New jewel in City’s crown
New jewel in City’s crown
Auckland City Council has taken a once-in-a-century opportunity to buy the one of Auckland’s grandest early homes and its grounds for inclusion in a new premier park at Hillsborough.
It completed the purchase of the Pah Homestead – also known as the Monte Cecelia House – from the Auckland Catholic Diocese early this week. The homestead and its approximately five hectares of grounds will be amalgamated with land previously bought by the council for development as a public park.
The chairperson of the council’s Recreation and Events Committee, Councillor Scott Milne, says the council will buy more land as other already identified properties become available.
“The latest purchase means that a magnificent property is now in public ownership for the enjoyment of future generations of Aucklanders. It will become an icon of Auckland, with views and trees to rival Cornwall Park’s and the Auckland Domain’s.”
Councillor Milne says this week’s purchase was initiated by the council in 1998 and has been preceded by long and complex negotiations. “The council acknowledges the willingness of the Catholic Diocese to share the vision of a superb park that can be enjoyed by all Aucklanders.”
The land now owned by Auckland City Council is understood to have been the site of the Whataroa Pa. It was part of a 162-hectare property bought from local Maori in 1847 by early Auckland settler and land dealer William Hart. The Pah Homestead was built between 1877 and 1879 as Auckland businessman James Williamson’s “gentleman’s residence” and was one of the largest and finest homes in Auckland at that time.

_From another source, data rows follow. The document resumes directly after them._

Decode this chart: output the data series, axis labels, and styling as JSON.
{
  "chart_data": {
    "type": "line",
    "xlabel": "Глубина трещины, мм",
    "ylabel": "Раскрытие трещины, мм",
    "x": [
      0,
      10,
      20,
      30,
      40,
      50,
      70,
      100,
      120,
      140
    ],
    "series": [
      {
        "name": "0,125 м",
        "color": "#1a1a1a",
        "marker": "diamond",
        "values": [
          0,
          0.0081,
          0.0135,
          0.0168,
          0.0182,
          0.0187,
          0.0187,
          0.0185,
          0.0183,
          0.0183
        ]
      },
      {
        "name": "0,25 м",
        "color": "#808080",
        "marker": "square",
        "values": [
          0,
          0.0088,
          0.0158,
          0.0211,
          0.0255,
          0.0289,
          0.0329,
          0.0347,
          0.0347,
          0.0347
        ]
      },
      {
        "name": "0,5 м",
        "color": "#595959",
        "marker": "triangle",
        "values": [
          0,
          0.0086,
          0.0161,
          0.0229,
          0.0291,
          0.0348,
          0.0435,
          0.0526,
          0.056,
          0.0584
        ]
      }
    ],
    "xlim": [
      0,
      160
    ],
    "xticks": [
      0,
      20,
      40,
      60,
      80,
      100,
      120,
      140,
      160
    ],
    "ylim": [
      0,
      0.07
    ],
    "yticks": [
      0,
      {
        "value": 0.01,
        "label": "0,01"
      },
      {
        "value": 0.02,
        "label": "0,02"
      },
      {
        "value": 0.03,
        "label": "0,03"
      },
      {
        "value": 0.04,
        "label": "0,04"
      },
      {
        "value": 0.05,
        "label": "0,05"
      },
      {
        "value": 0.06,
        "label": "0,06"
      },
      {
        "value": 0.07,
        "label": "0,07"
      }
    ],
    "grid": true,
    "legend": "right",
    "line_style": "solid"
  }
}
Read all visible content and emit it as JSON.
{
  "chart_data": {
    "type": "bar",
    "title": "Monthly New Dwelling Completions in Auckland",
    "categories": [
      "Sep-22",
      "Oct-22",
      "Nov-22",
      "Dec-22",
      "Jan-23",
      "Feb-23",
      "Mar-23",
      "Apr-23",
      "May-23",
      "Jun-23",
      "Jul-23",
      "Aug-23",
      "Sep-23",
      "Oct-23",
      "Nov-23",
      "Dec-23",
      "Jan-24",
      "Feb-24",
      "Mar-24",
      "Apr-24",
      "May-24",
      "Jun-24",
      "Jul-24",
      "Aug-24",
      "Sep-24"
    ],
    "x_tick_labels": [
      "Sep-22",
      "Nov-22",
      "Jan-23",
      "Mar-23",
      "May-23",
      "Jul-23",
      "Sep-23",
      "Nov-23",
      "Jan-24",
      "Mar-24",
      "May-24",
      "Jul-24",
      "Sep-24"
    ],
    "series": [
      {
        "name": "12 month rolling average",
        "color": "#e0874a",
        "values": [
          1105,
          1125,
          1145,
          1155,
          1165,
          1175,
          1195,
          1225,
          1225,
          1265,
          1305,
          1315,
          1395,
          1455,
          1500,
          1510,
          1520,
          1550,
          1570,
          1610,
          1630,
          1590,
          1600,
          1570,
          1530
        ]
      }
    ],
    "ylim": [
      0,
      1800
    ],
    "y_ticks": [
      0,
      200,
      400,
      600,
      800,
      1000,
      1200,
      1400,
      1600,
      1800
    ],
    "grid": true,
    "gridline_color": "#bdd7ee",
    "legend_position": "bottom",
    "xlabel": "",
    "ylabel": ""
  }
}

Councillor Milne says plenty of evidence remains of James Williamson’s intention to establish “The Pah”, as it was known, as a prestigious estate and of the labours of up to eight full-time gardeners he employed.
The tree-lined drive to Pah Road remains largely intact, although parts of it now run through private properties adjoining the proposed park. The grounds include some of the finest exotic trees in Auckland and there are views to the Manukau Harbour and to One Tree Hill.
The homestead itself remains largely as it was built, with almost all of its original door and window joinery, elaborate ceiling roses, parquet floors and marble fireplaces intact. It is better known today as the Monte Cecilia House and at various times has served as an orphanage, a novitiate house, boarding school and – more recently – to provide emergency housing.
Councillor Milne says Aucklanders will have an opportunity to see through the home for themselves at an open day being planned for December. About the same time, the council proposes calling for expressions of interest for the future use of the homestead.
He says the most frequent request received by the council’s Recreation and Events Committee is for more land to be set aside as public open space. “This purchase responds to that request and later this year we will be asking Aucklanders to contribute their ideas for the site’s development.”
He says the council will also work with neighbours to resolve parking and access issues.